Neutron star formation is governed by the β-decay nuclear reaction that transforms protons and electrons to neutrons and neutrinos. This study describes a classical model that estimates the Gibbs free energy associated with this phenomenon from the equilibrium constant of the nuclear reaction (K). Previous work based on this idea had assumed a three quark model for the proton and neutron and calculated K by finding the moment of inertia of a rigid asymmetric top for each nucleon.

We build on that method by creating a Jupyter Notebook-based model with the assumption that the proton and neutron’s charges and masses can be modeled as a set number of point-like partons, attributed to Feynman’s Parton Model. Their respective quarks were also considered to be made up of partons. Models were created using known overall mass and charge vs. attributing it to the particular up and down quarks.
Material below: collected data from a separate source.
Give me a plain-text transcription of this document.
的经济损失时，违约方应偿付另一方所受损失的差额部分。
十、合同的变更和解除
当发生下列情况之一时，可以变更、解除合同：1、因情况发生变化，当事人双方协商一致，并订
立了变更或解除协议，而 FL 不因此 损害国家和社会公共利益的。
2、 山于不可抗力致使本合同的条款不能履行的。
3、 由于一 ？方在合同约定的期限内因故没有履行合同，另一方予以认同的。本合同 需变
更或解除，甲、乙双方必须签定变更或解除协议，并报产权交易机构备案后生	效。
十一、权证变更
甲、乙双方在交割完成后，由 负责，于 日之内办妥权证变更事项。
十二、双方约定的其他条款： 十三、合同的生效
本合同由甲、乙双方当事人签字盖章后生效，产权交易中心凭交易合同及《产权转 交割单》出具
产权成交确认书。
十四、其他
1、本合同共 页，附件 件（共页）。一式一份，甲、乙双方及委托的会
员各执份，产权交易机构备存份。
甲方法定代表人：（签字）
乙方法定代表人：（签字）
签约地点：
We used the charge distributions to generate three-dimensional data frames of random points for each nucleon. These were then assigned to a “shell” in the spherical probability distribution we created manually. Finally, we calculated the moment of inertia of each nucleon using the definition for a symmetric spherical body and found K from the ratio of the neutron to the proton. From K, we obtained the Gibbs free energy of the nuclear reaction and compared it to the known estimated energy of a supernova explosion during core collapse. Results were very close to the maximum recorded output in the literature: 10⁴⁶ J.